Donc le kabuki, c'est bien, mais c'est pour les vieux. Alors dans les années 80, une série de petits délinquants juvéniles qui venaient d'user leurs oreilles sur des tubes de Kiss ont décidé de faire plein de bruit en en foutant plein les mirettes des spectateurs. Du kabouki pour les djeuns en quelque sorte. Parce que se déguiser, c'est gai même quand on n'a plus 8 ans. Et que se la péter à donf devant plein de monde, ça défoule. Et se défouler, ils en ont bien besoin.
Ça a donné ça.
Sur le coup, ils ne se sont pas foulé pour le nom du groupe. Mais ils avaient déjà passé tellement de temps à encoller leurs crêtes qu'on pouvait bien les excuser. Dix ans plus tard, alors qu'ils s'appellent désormais les "X Japan", un journaliste crée un nouveau sous-genre au J-rock à partir de leur slogan "Psychedelic violence crime of visual shock" : ainsi est né le Visual Kei.

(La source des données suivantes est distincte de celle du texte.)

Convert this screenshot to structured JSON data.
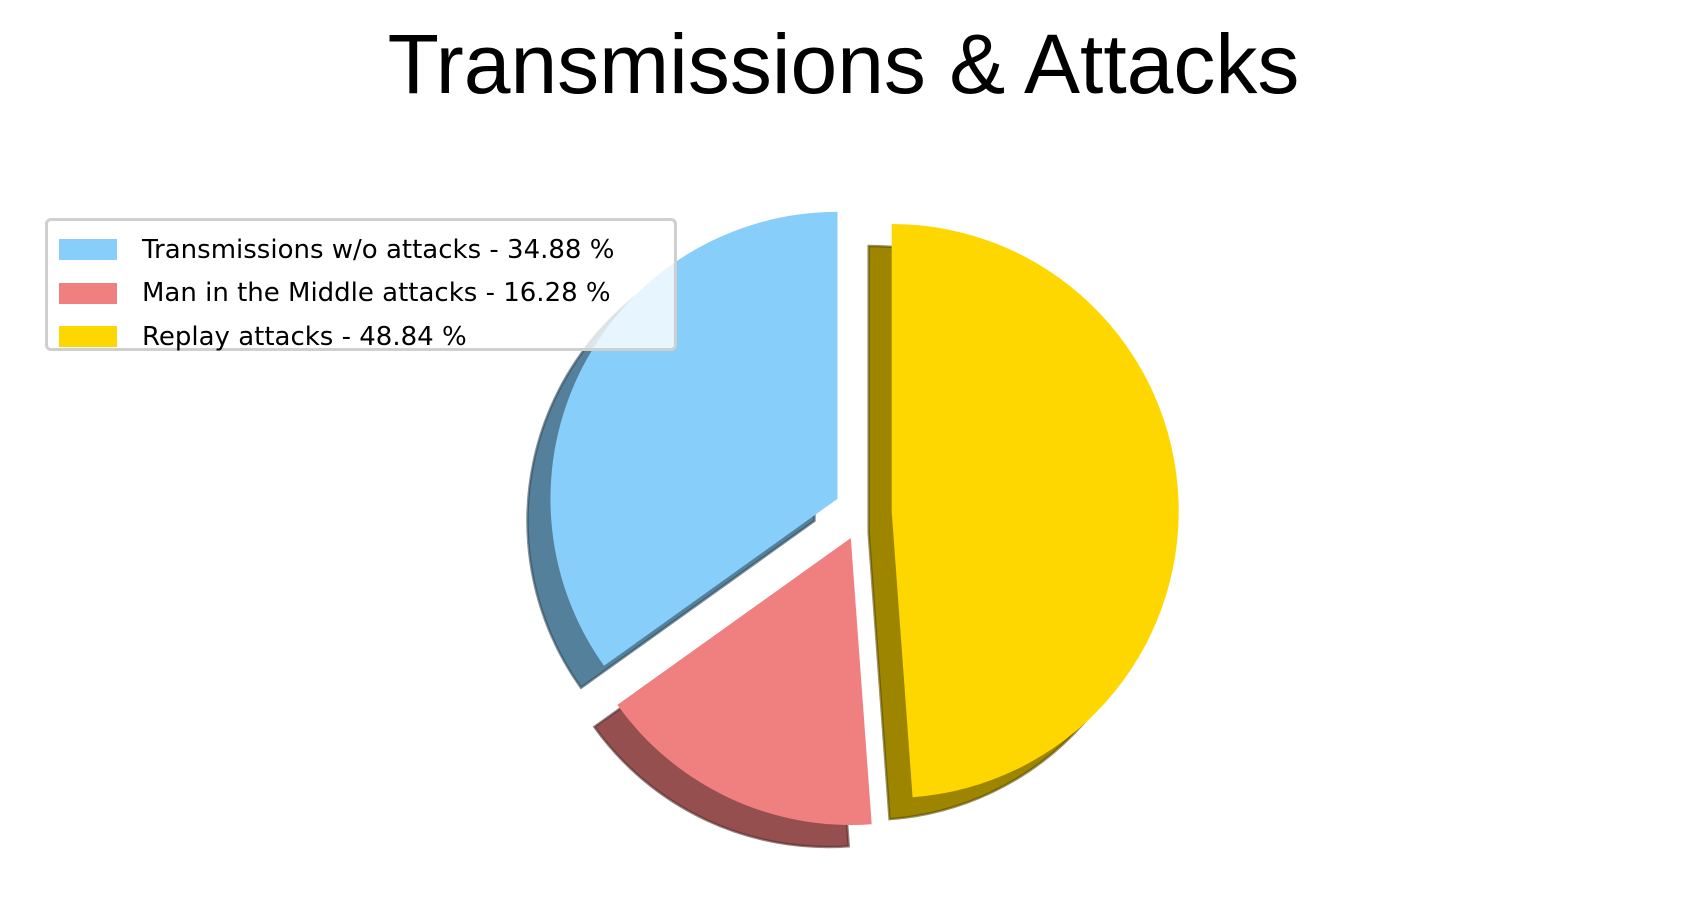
{
  "chart_data": {
    "type": "pie",
    "title": "Transmissions & Attacks",
    "slices": [
      {
        "label": "Transmissions w/o attacks - 34.88 %",
        "value": 34.88,
        "color": "#87CEFA",
        "exploded": true
      },
      {
        "label": "Man in the Middle attacks - 16.28 %",
        "value": 16.28,
        "color": "#F08080",
        "exploded": true
      },
      {
        "label": "Replay attacks - 48.84 %",
        "value": 48.84,
        "color": "#FFD700",
        "exploded": true
      }
    ],
    "start_angle_deg": 90,
    "direction": "counterclockwise",
    "shadow": true,
    "legend": "upper-left"
  }
}
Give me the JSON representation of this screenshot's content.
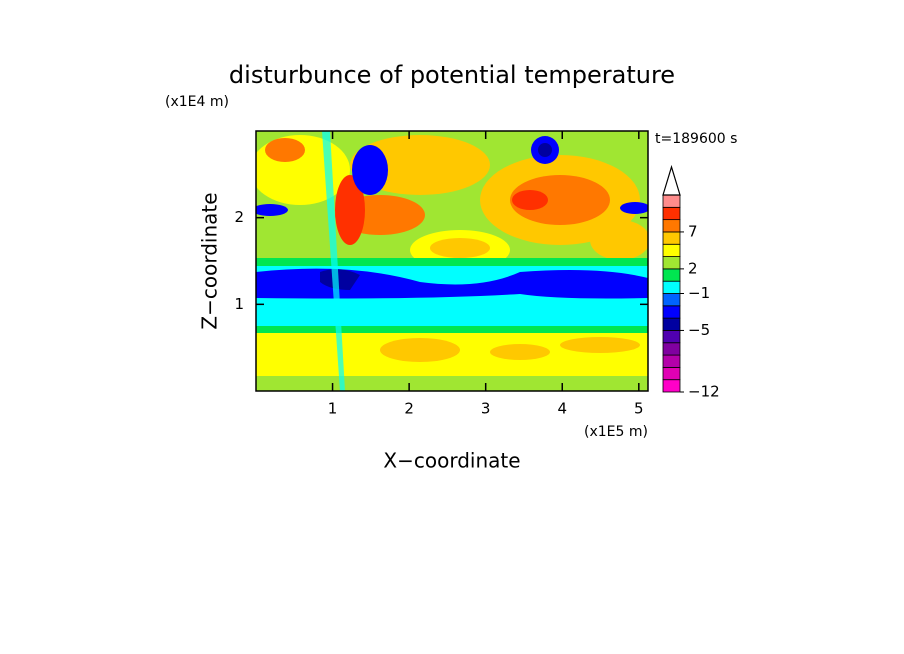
{
  "chart_data": {
    "type": "contour",
    "title": "disturbunce of potential temperature",
    "y_unit": "(x1E4 m)",
    "x_unit": "(x1E5 m)",
    "time_label": "t=189600 s",
    "xlabel": "X−coordinate",
    "ylabel": "Z−coordinate",
    "xlim": [
      0,
      5.12
    ],
    "ylim": [
      0,
      3
    ],
    "xticks": [
      1,
      2,
      3,
      4,
      5
    ],
    "yticks": [
      1,
      2
    ],
    "colorbar": {
      "levels": [
        -12,
        -10,
        -8,
        -7,
        -6,
        -5,
        -4,
        -2,
        -1,
        0,
        2,
        3,
        4,
        7,
        9,
        11,
        13
      ],
      "colors": [
        "#ff00c8",
        "#e000b4",
        "#b400aa",
        "#8000a0",
        "#5000b0",
        "#0000a0",
        "#0000ff",
        "#0064ff",
        "#00ffff",
        "#00e650",
        "#a0e632",
        "#ffff00",
        "#ffc800",
        "#ff7800",
        "#ff3000",
        "#ff8c8c"
      ],
      "ticks": [
        {
          "value": -12,
          "label": "−12"
        },
        {
          "value": -5,
          "label": "−5"
        },
        {
          "value": -1,
          "label": "−1"
        },
        2,
        7
      ]
    }
  }
}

Et en tant que produit jap', le Visual Kei ne déroge pas à la règle : y a du mélange improbable sous roche. Tout en restant autour de la sphère rock, le Visual Kei se ballade ostensiblement entre glam, pop, métal, punk, hardcore voire hip hop. Leur point commun est l'accent porté sur l'identité visuelle du groupe, poussée à l'extrême. Fringues, maquillages et jeu de scène déploient des trésors d'extravagance et partent explorer les univers les plus divers. En veux-tu plein les yeux? En voilà. Et même pas peur : la peur c'est pour les faibles.
Ok, c'est bien beau, mais et le français dans tout ça? Il arrive, il arrive.
En effet, on ne sait pas trop pourquoi, des tas de groupes japonais ont décrété que le français donnait un air savoureux à leur musique. Peut-être à cause du pain.